Slashdot Mirror

← Back to Stories (view on slashdot.org)

Companies Overlook Risks in Open Source Software, Survey Finds (betanews.com)

Posted by msmash on from the things-to-ponder dept.

An anonymous reader shares a report: Open source code helps software suppliers to be nimble and build products faster, but a new report reveals hidden software supply chain risks of open source that all software suppliers and IoT manufacturers should know about. The recent Equifax breach for example exploited a vulnerability in a widely used open source web framework, Apache Struts, and the study by software monetization specialist Flexera points out that as much as 50 percent of code in commercial and IoT software products is open source. "We can't lose sight that open source is indeed a clear win. Ready-to-go code gets products out the door faster, which is important given the lightning pace of the software space," says Jeff Luszcz, vice president of product management at Flexera. "However, most software engineers don't track open source use, and most software executives don't realize there's a gap and a security/compliance risk." Flexera surveyed 400 software suppliers, Internet of Things manufacturers and in-house development teams. It finds only 37 percent of respondents to the survey have an open source acquisition or usage policy, while 63 percent say either their companies either don't have a policy, or they don't know if one exists. Worryingly, of the 63 percent who say their companies don't have an open source acquisition or usage policy, 43 percent say they contribute to open source projects. There is an issue over who takes charge of open source software too. No one within their company is responsible for open source compliance, or they don't know who is, according to 39 percent of respondents.

5 of 132 comments (clear)

  1. This article is an advertisement for Flexera by QuietLagoon · · Score: 4, Interesting

    Has /. really stooped this low?

  2. Re:How is it different for closed source software? by sexconker · · Score: 3, Interesting

    Yup. Here's how it works everywhere:

    We need to do X. How can we do X and how much will it cost?

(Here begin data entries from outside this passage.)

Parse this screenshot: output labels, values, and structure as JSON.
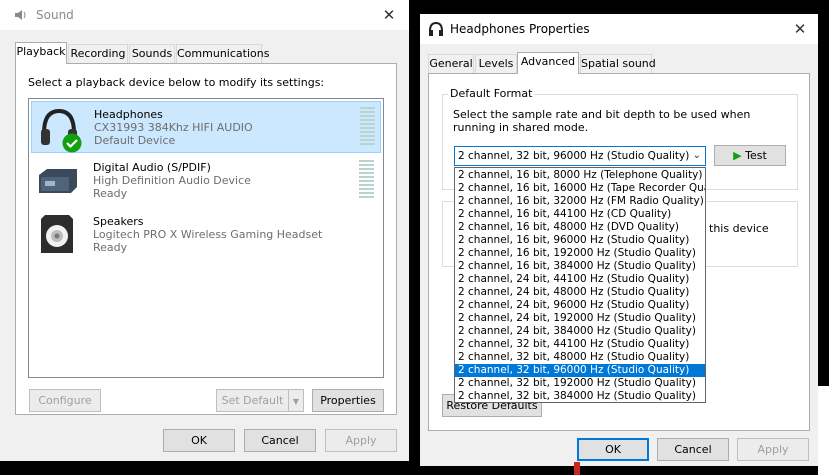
{
  "sound": {
    "title": "Sound",
    "close": "✕",
    "tabs": [
      "Playback",
      "Recording",
      "Sounds",
      "Communications"
    ],
    "instruction": "Select a playback device below to modify its settings:",
    "devices": [
      {
        "name": "Headphones",
        "detail": "CX31993 384Khz HIFI AUDIO",
        "status": "Default Device"
      },
      {
        "name": "Digital Audio (S/PDIF)",
        "detail": "High Definition Audio Device",
        "status": "Ready"
      },
      {
        "name": "Speakers",
        "detail": "Logitech PRO X Wireless Gaming Headset",
        "status": "Ready"
      }
    ],
    "buttons": {
      "configure": "Configure",
      "set_default": "Set Default",
      "properties": "Properties",
      "ok": "OK",
      "cancel": "Cancel",
      "apply": "Apply"
    }
  },
  "props": {
    "title": "Headphones Properties",
    "close": "✕",
    "tabs": [
      "General",
      "Levels",
      "Advanced",
      "Spatial sound"
    ],
    "default_format_label": "Default Format",
    "description": "Select the sample rate and bit depth to be used when running in shared mode.",
    "selected_format": "2 channel, 32 bit, 96000 Hz (Studio Quality)",
    "test_label": "Test",
    "obscured_text": "this device",
    "restore_label": "Restore Defaults",
    "format_options": [
      "2 channel, 16 bit, 8000 Hz (Telephone Quality)",
      "2 channel, 16 bit, 16000 Hz (Tape Recorder Quality)",
      "2 channel, 16 bit, 32000 Hz (FM Radio Quality)",
      "2 channel, 16 bit, 44100 Hz (CD Quality)",
      "2 channel, 16 bit, 48000 Hz (DVD Quality)",
      "2 channel, 16 bit, 96000 Hz (Studio Quality)",
      "2 channel, 16 bit, 192000 Hz (Studio Quality)",
      "2 channel, 16 bit, 384000 Hz (Studio Quality)",
      "2 channel, 24 bit, 44100 Hz (Studio Quality)",
      "2 channel, 24 bit, 48000 Hz (Studio Quality)",
      "2 channel, 24 bit, 96000 Hz (Studio Quality)",
      "2 channel, 24 bit, 192000 Hz (Studio Quality)",
      "2 channel, 24 bit, 384000 Hz (Studio Quality)",
      "2 channel, 32 bit, 44100 Hz (Studio Quality)",
      "2 channel, 32 bit, 48000 Hz (Studio Quality)",
      "2 channel, 32 bit, 96000 Hz (Studio Quality)",
      "2 channel, 32 bit, 192000 Hz (Studio Quality)",
      "2 channel, 32 bit, 384000 Hz (Studio Quality)"
    ],
    "selected_index": 15,
    "buttons": {
      "ok": "OK",
      "cancel": "Cancel",
      "apply": "Apply"
    }
  },
  "colors": {
    "accent": "#0078d7",
    "selection": "#cce8ff",
    "check": "#10a010"
  }
}
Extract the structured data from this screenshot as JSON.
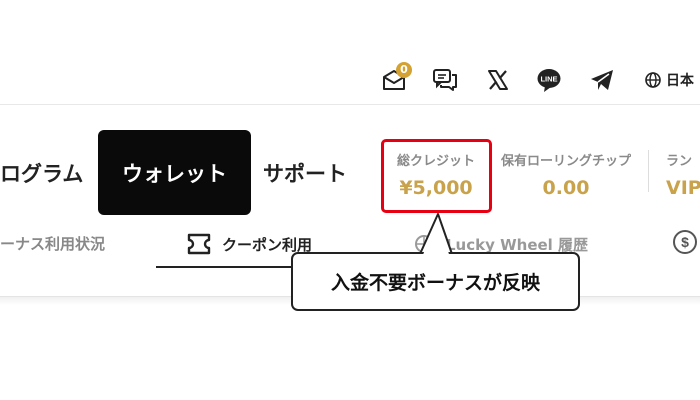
{
  "header": {
    "mail_badge_count": "0",
    "icons": [
      "mail-icon",
      "chat-icon",
      "x-icon",
      "line-icon",
      "telegram-icon",
      "globe-icon"
    ],
    "language": "日本"
  },
  "nav": {
    "program": "ログラム",
    "wallet": "ウォレット",
    "support": "サポート"
  },
  "stats": {
    "credit_label": "総クレジット",
    "credit_value": "¥5,000",
    "rolling_label": "保有ローリングチップ",
    "rolling_value": "0.00",
    "rank_label": "ラン",
    "rank_value": "VIP"
  },
  "subtabs": {
    "bonus": "ーナス利用状況",
    "coupon": "クーポン利用",
    "lucky": "Lucky Wheel 履歴"
  },
  "callout": {
    "text": "入金不要ボーナスが反映"
  },
  "colors": {
    "accent_gold": "#c9a24c",
    "highlight_red": "#e60012",
    "active_tab_bg": "#0a0a0a"
  }
}
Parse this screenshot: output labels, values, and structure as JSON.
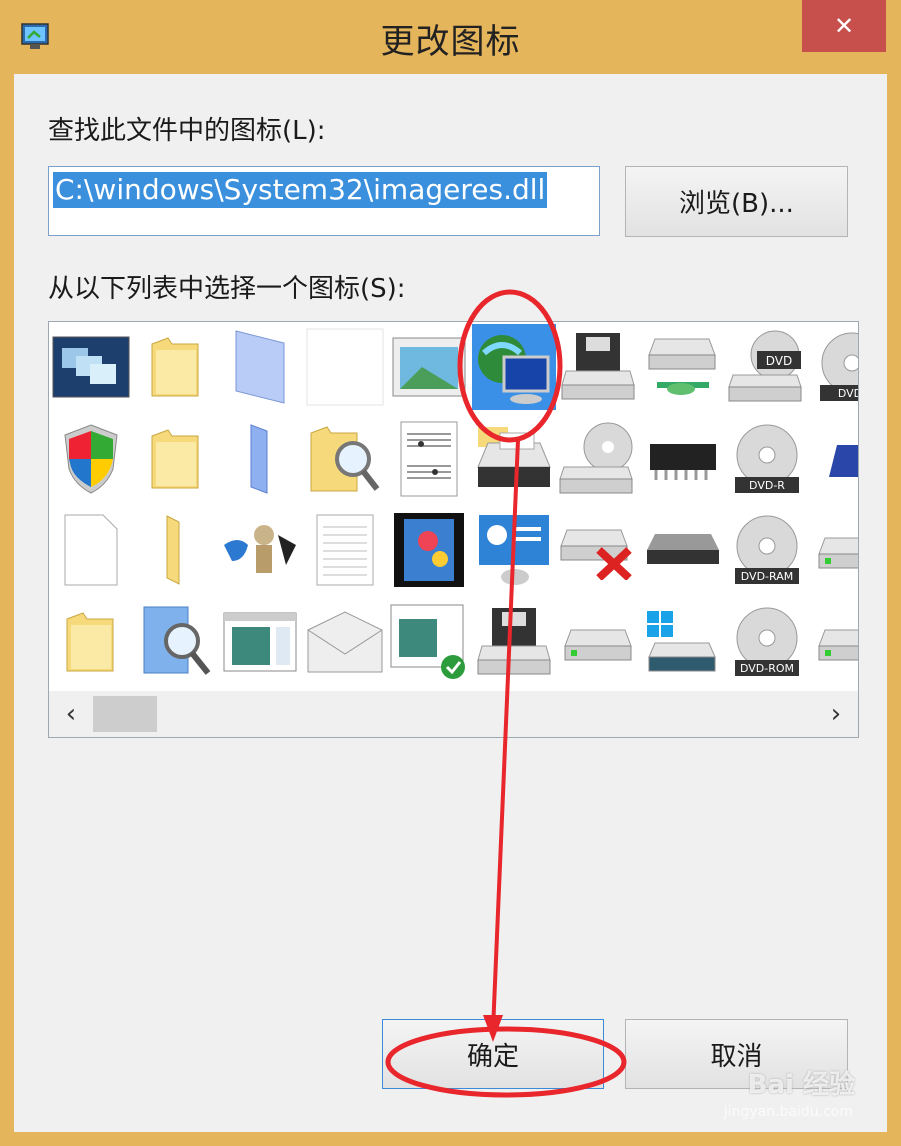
{
  "window": {
    "title": "更改图标",
    "close_glyph": "✕"
  },
  "form": {
    "file_label": "查找此文件中的图标(L):",
    "file_path": "C:\\windows\\System32\\imageres.dll",
    "browse_label": "浏览(B)...",
    "list_label": "从以下列表中选择一个图标(S):"
  },
  "icons": [
    [
      "remote-desktop-icon",
      "folder-icon",
      "blank-doc-blue-icon",
      "blank-icon",
      "picture-window-icon",
      "globe-monitor-icon",
      "floppy-drive-icon",
      "network-drive-icon",
      "dvd-drive-icon",
      "dvd-disc-icon"
    ],
    [
      "security-shield-icon",
      "folder-icon",
      "blue-folder-icon",
      "folder-search-icon",
      "sheet-music-icon",
      "printer-icon",
      "cd-drive-icon",
      "chip-icon",
      "dvd-r-disc-icon",
      "blue-drive-icon"
    ],
    [
      "document-icon",
      "folder-narrow-icon",
      "games-icon",
      "text-document-icon",
      "video-film-icon",
      "presentation-icon",
      "drive-error-icon",
      "removable-drive-icon",
      "dvd-ram-disc-icon",
      "drive-icon"
    ],
    [
      "folder-icon",
      "search-library-icon",
      "window-app-icon",
      "mail-envelope-icon",
      "window-check-icon",
      "floppy-drive-icon",
      "drive-icon",
      "windows-drive-icon",
      "dvd-rom-disc-icon",
      "drive-icon"
    ]
  ],
  "selected_icon": "globe-monitor-icon",
  "disc_labels": {
    "dvd": "DVD",
    "dvd_partial": "DVD-",
    "dvd_r": "DVD-R",
    "dvd_ram": "DVD-RAM",
    "dvd_rom": "DVD-ROM"
  },
  "scroll": {
    "left_arrow": "‹",
    "right_arrow": "›"
  },
  "buttons": {
    "ok_label": "确定",
    "cancel_label": "取消"
  },
  "watermark": {
    "brand": "Bai 经验",
    "url": "jingyan.baidu.com"
  },
  "colors": {
    "title_bar": "#e5b55b",
    "close_button": "#c7504c",
    "selection": "#3a90e6",
    "annotation_red": "#e8262b"
  }
}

    We could buy A, it's costs $$$$$ to start / set up and ????? every year after. It'll do 80% of what we need and it says "secure" on the product page.

    We could build it ourself. It'll take ??? months to do it, with a team of ?? people, and it'll do what we want and we'll be able to incorporate any changes needed later. It'll be unpolished, unreliable, and deployed too soon, but we'll add maintaining it to an existing employee's duties at no additional cost to us. Oh, other operating costs will be 0 because we'll tell the other department they have to run it since they run the current somewhat-related system that this will never fully replace.

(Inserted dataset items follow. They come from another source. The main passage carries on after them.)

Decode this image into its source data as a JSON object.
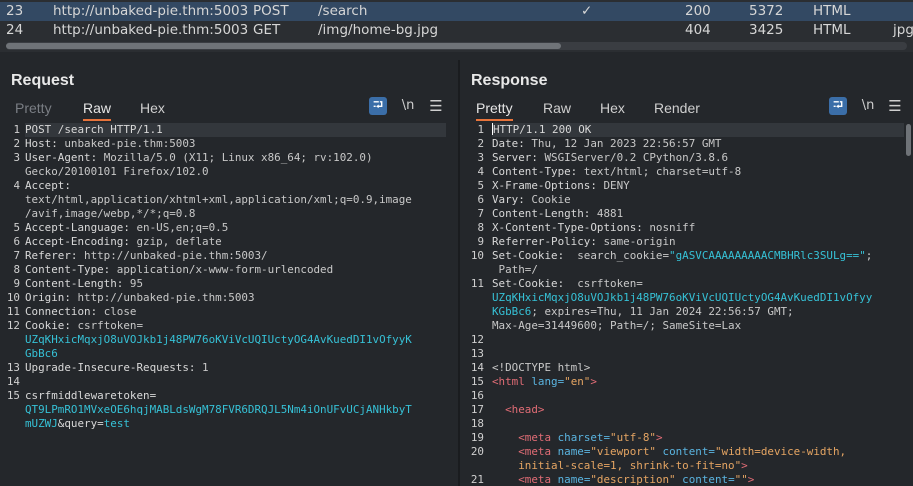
{
  "history": {
    "rows": [
      {
        "num": "23",
        "host": "http://unbaked-pie.thm:5003",
        "method": "POST",
        "path": "/search",
        "check": "✓",
        "status": "200",
        "length": "5372",
        "mime": "HTML",
        "ext": ""
      },
      {
        "num": "24",
        "host": "http://unbaked-pie.thm:5003",
        "method": "GET",
        "path": "/img/home-bg.jpg",
        "check": "",
        "status": "404",
        "length": "3425",
        "mime": "HTML",
        "ext": "jpg"
      }
    ]
  },
  "request": {
    "title": "Request",
    "tabs": [
      "Pretty",
      "Raw",
      "Hex"
    ],
    "active_tab": "Raw",
    "newline_label": "\\n",
    "lines": [
      {
        "n": "1",
        "parts": [
          [
            "k",
            "POST /search HTTP/1.1"
          ]
        ]
      },
      {
        "n": "2",
        "parts": [
          [
            "k",
            "Host: "
          ],
          [
            "v",
            "unbaked-pie.thm:5003"
          ]
        ]
      },
      {
        "n": "3",
        "parts": [
          [
            "k",
            "User-Agent: "
          ],
          [
            "v",
            "Mozilla/5.0 (X11; Linux x86_64; rv:102.0)"
          ]
        ]
      },
      {
        "n": "",
        "parts": [
          [
            "v",
            "Gecko/20100101 Firefox/102.0"
          ]
        ]
      },
      {
        "n": "4",
        "parts": [
          [
            "k",
            "Accept: "
          ]
        ]
      },
      {
        "n": "",
        "parts": [
          [
            "v",
            "text/html,application/xhtml+xml,application/xml;q=0.9,image"
          ]
        ]
      },
      {
        "n": "",
        "parts": [
          [
            "v",
            "/avif,image/webp,*/*;q=0.8"
          ]
        ]
      },
      {
        "n": "5",
        "parts": [
          [
            "k",
            "Accept-Language: "
          ],
          [
            "v",
            "en-US,en;q=0.5"
          ]
        ]
      },
      {
        "n": "6",
        "parts": [
          [
            "k",
            "Accept-Encoding: "
          ],
          [
            "v",
            "gzip, deflate"
          ]
        ]
      },
      {
        "n": "7",
        "parts": [
          [
            "k",
            "Referer: "
          ],
          [
            "v",
            "http://unbaked-pie.thm:5003/"
          ]
        ]
      },
      {
        "n": "8",
        "parts": [
          [
            "k",
            "Content-Type: "
          ],
          [
            "v",
            "application/x-www-form-urlencoded"
          ]
        ]
      },
      {
        "n": "9",
        "parts": [
          [
            "k",
            "Content-Length: "
          ],
          [
            "v",
            "95"
          ]
        ]
      },
      {
        "n": "10",
        "parts": [
          [
            "k",
            "Origin: "
          ],
          [
            "v",
            "http://unbaked-pie.thm:5003"
          ]
        ]
      },
      {
        "n": "11",
        "parts": [
          [
            "k",
            "Connection: "
          ],
          [
            "v",
            "close"
          ]
        ]
      },
      {
        "n": "12",
        "parts": [
          [
            "k",
            "Cookie: "
          ],
          [
            "v",
            "csrftoken="
          ]
        ]
      },
      {
        "n": "",
        "parts": [
          [
            "cyan",
            "UZqKHxicMqxjO8uVOJkb1j48PW76oKViVcUQIUctyOG4AvKuedDI1vOfyyK"
          ]
        ]
      },
      {
        "n": "",
        "parts": [
          [
            "cyan",
            "GbBc6"
          ]
        ]
      },
      {
        "n": "13",
        "parts": [
          [
            "k",
            "Upgrade-Insecure-Requests: "
          ],
          [
            "v",
            "1"
          ]
        ]
      },
      {
        "n": "14",
        "parts": []
      },
      {
        "n": "15",
        "parts": [
          [
            "k",
            "csrfmiddlewaretoken="
          ]
        ]
      },
      {
        "n": "",
        "parts": [
          [
            "cyan",
            "QT9LPmRO1MVxeOE6hqjMABLdsWgM78FVR6DRQJL5Nm4iOnUFvUCjANHkbyT"
          ]
        ]
      },
      {
        "n": "",
        "parts": [
          [
            "cyan",
            "mUZWJ"
          ],
          [
            "k",
            "&query="
          ],
          [
            "cyan",
            "test"
          ]
        ]
      }
    ]
  },
  "response": {
    "title": "Response",
    "tabs": [
      "Pretty",
      "Raw",
      "Hex",
      "Render"
    ],
    "active_tab": "Pretty",
    "newline_label": "\\n",
    "lines": [
      {
        "n": "1",
        "parts": [
          [
            "k",
            "HTTP/1.1 200 OK"
          ]
        ]
      },
      {
        "n": "2",
        "parts": [
          [
            "k",
            "Date: "
          ],
          [
            "v",
            "Thu, 12 Jan 2023 22:56:57 GMT"
          ]
        ]
      },
      {
        "n": "3",
        "parts": [
          [
            "k",
            "Server: "
          ],
          [
            "v",
            "WSGIServer/0.2 CPython/3.8.6"
          ]
        ]
      },
      {
        "n": "4",
        "parts": [
          [
            "k",
            "Content-Type: "
          ],
          [
            "v",
            "text/html; charset=utf-8"
          ]
        ]
      },
      {
        "n": "5",
        "parts": [
          [
            "k",
            "X-Frame-Options: "
          ],
          [
            "v",
            "DENY"
          ]
        ]
      },
      {
        "n": "6",
        "parts": [
          [
            "k",
            "Vary: "
          ],
          [
            "v",
            "Cookie"
          ]
        ]
      },
      {
        "n": "7",
        "parts": [
          [
            "k",
            "Content-Length: "
          ],
          [
            "v",
            "4881"
          ]
        ]
      },
      {
        "n": "8",
        "parts": [
          [
            "k",
            "X-Content-Type-Options: "
          ],
          [
            "v",
            "nosniff"
          ]
        ]
      },
      {
        "n": "9",
        "parts": [
          [
            "k",
            "Referrer-Policy: "
          ],
          [
            "v",
            "same-origin"
          ]
        ]
      },
      {
        "n": "10",
        "parts": [
          [
            "k",
            "Set-Cookie: "
          ],
          [
            "v",
            " search_cookie="
          ],
          [
            "cyan",
            "\"gASVCAAAAAAAAACMBHRlc3SULg==\""
          ],
          [
            "v",
            ";"
          ]
        ]
      },
      {
        "n": "",
        "parts": [
          [
            "v",
            " Path=/"
          ]
        ]
      },
      {
        "n": "11",
        "parts": [
          [
            "k",
            "Set-Cookie: "
          ],
          [
            "v",
            " csrftoken="
          ]
        ]
      },
      {
        "n": "",
        "parts": [
          [
            "cyan",
            "UZqKHxicMqxjO8uVOJkb1j48PW76oKViVcUQIUctyOG4AvKuedDI1vOfyy"
          ]
        ]
      },
      {
        "n": "",
        "parts": [
          [
            "cyan",
            "KGbBc6"
          ],
          [
            "v",
            "; expires=Thu, 11 Jan 2024 22:56:57 GMT;"
          ]
        ]
      },
      {
        "n": "",
        "parts": [
          [
            "v",
            "Max-Age=31449600; Path=/; SameSite=Lax"
          ]
        ]
      },
      {
        "n": "12",
        "parts": []
      },
      {
        "n": "13",
        "parts": []
      },
      {
        "n": "14",
        "parts": [
          [
            "v",
            "<!DOCTYPE html>"
          ]
        ]
      },
      {
        "n": "15",
        "parts": [
          [
            "tag",
            "<html"
          ],
          [
            "attr",
            " lang="
          ],
          [
            "str",
            "\"en\""
          ],
          [
            "tag",
            ">"
          ]
        ]
      },
      {
        "n": "16",
        "parts": []
      },
      {
        "n": "17",
        "parts": [
          [
            "v",
            "  "
          ],
          [
            "tag",
            "<head>"
          ]
        ]
      },
      {
        "n": "18",
        "parts": []
      },
      {
        "n": "19",
        "parts": [
          [
            "v",
            "    "
          ],
          [
            "tag",
            "<meta"
          ],
          [
            "attr",
            " charset="
          ],
          [
            "str",
            "\"utf-8\""
          ],
          [
            "tag",
            ">"
          ]
        ]
      },
      {
        "n": "20",
        "parts": [
          [
            "v",
            "    "
          ],
          [
            "tag",
            "<meta"
          ],
          [
            "attr",
            " name="
          ],
          [
            "str",
            "\"viewport\""
          ],
          [
            "attr",
            " content="
          ],
          [
            "str",
            "\"width=device-width,"
          ]
        ]
      },
      {
        "n": "",
        "parts": [
          [
            "str",
            "    initial-scale=1, shrink-to-fit=no\""
          ],
          [
            "tag",
            ">"
          ]
        ]
      },
      {
        "n": "21",
        "parts": [
          [
            "v",
            "    "
          ],
          [
            "tag",
            "<meta"
          ],
          [
            "attr",
            " name="
          ],
          [
            "str",
            "\"description\""
          ],
          [
            "attr",
            " content="
          ],
          [
            "str",
            "\"\""
          ],
          [
            "tag",
            ">"
          ]
        ]
      }
    ]
  }
}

    There's this open source thing that does a piece of what we need. We can wrap some crap around that and shit it out the door next month and never touch it again until it all falls apart.

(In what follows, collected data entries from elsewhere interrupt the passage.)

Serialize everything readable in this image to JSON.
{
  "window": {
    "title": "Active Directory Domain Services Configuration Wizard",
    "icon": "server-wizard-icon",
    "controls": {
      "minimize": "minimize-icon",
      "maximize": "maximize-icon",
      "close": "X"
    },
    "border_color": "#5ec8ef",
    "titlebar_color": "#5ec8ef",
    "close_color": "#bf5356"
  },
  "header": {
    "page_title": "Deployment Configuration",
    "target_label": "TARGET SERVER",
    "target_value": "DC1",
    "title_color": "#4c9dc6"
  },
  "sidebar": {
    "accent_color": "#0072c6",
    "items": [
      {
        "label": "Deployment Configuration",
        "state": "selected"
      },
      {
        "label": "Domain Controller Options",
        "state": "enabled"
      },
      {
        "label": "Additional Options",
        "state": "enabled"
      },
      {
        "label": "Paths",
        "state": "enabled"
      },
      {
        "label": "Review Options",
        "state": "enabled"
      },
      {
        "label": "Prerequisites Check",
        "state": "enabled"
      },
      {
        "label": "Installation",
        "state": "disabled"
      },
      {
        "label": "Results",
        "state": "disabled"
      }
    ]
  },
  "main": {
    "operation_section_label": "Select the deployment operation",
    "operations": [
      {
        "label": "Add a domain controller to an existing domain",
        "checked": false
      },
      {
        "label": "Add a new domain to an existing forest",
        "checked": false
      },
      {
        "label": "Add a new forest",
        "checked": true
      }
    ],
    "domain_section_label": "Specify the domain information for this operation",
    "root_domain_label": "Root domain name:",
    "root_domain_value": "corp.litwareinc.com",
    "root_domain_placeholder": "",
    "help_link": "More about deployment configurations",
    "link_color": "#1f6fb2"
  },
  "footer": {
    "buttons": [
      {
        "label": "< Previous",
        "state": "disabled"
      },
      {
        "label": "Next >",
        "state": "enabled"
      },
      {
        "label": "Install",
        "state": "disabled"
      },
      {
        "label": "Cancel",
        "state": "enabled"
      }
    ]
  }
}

  3. Re:How is it different for closed source software? by ShanghaiBill · · Score: 4, Interesting

    How is it any different for closed source software?

    If you run your own business, then OSS is better since it is free and likely more secure.

    If you are a middle manager, the situation is different. Your goal is not to minimize failure, but to protect your career. Proprietary software gives you someone else to blame.

  4. It's easy to forget by PhrostyMcByte · · Score: 3, Interesting

    Modern development stacks using NuGet, NPM, Bower, etc. tend to make it exceedingly easy to insert someone else's code into your project without paying attention to licensing or vetting their code. And because of how easy it is to put your own stuff on these package managers, they're full of one-off projects that don't have the reliability or long-term maintenance of the major open-source projects.

    I'd fully expect to see a ton of small companies (small enough to not have strict process) with horrible dependencies.

  5. Re:How is it different for closed source software? by Altrag · · Score: 4, Interesting

    Because:
    1) It usually costs more. A third party selling a product is splitting the development costs among multiple customers. You building it yourself means eating 100% of the cost yourself. This is the main reason pretty much in all cases. But even when it isn't,

    2) You're probably going to do it worse. A third party selling a product is dedicated to that product and knows what they're doing usually pretty good. If you try to build it yourself, sure you can tailor it to your business needs better but at the cost of doing its primary job worse. Think of all of the TDWTF posts that relate to date handling because people don't know about, or can't be bothered using, one of the standard (and usually built-in in modern languages) set of date handling routines.

    Of course there's plenty of examples of companies going way too far and trying to jackhammer third party software into their business flow in a way it really was never meant to be used.. those situations are when they should be considering option 2.